The above understanding of the microscopic characterization of the physical process of radiation damage allows us to understand the issues of radiation levels, exposure, and dosage.

The radiation level is how many subatomic particles are flying around in some region of space. In order to specify the radiation level we have to say how many particles there are in some given amount of time and how densely they present themselves in space.

The next two terms can be a little confusing because they're often conflated in the media -- radiation exposure and dosage.

The radiation exposure is how much radiation at a given level was applied externally to a given sample of tissue. The radiation dosage is how much radiation is absorbed the exposed tissue.
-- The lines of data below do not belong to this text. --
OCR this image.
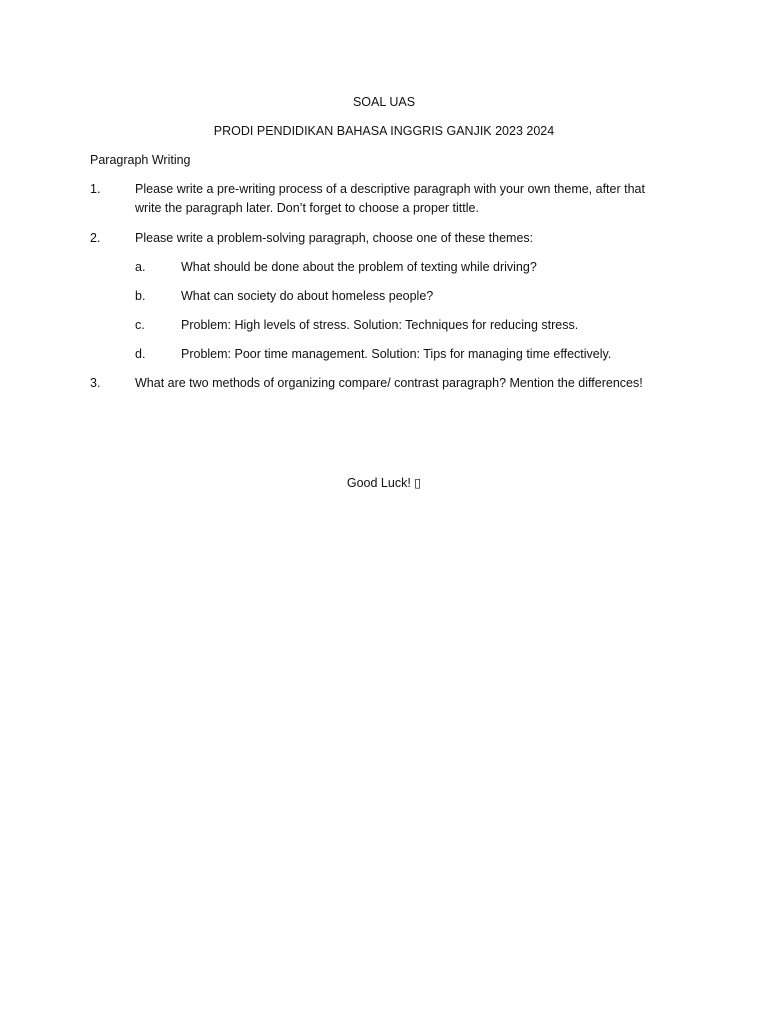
SOAL UAS
PRODI PENDIDIKAN BAHASA INGGRIS GANJIK 2023 2024
Paragraph Writing
1.	Please write a pre-writing process of a descriptive paragraph with your own theme, after that
write the paragraph later. Don’t forget to choose a proper tittle.
2.	Please write a problem-solving paragraph, choose one of these themes:
a.	What should be done about the problem of texting while driving?
b.	What can society do about homeless people?
c.	Problem: High levels of stress. Solution: Techniques for reducing stress.
d.	Problem: Poor time management. Solution: Tips for managing time effectively.
3.	What are two methods of organizing compare/ contrast paragraph? Mention the differences!
Good Luck! ▯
It's the dosage that is a measure of the potential damage that high radiation levels can 'achieve' because this means that the neutron (or other subatomic particle) hit something in a cell. But recall from our discussion of what happens when a single neutron approaches a cell. It might just pass right through. So this particular "exposure" to the neutron radiation didn't result in a "dose" of neutron radiation.

Calculating dosage is a pretty tricky affair. That's because we first need to know the radiation level and the exposure in order to determine the dosage. And the dosage also depends on the type of radiation (neutron or alpha-, beta-, or gamma-radiation, for example) and the type of tissue that received the dose.

These topics will be the subject of subsequent entries.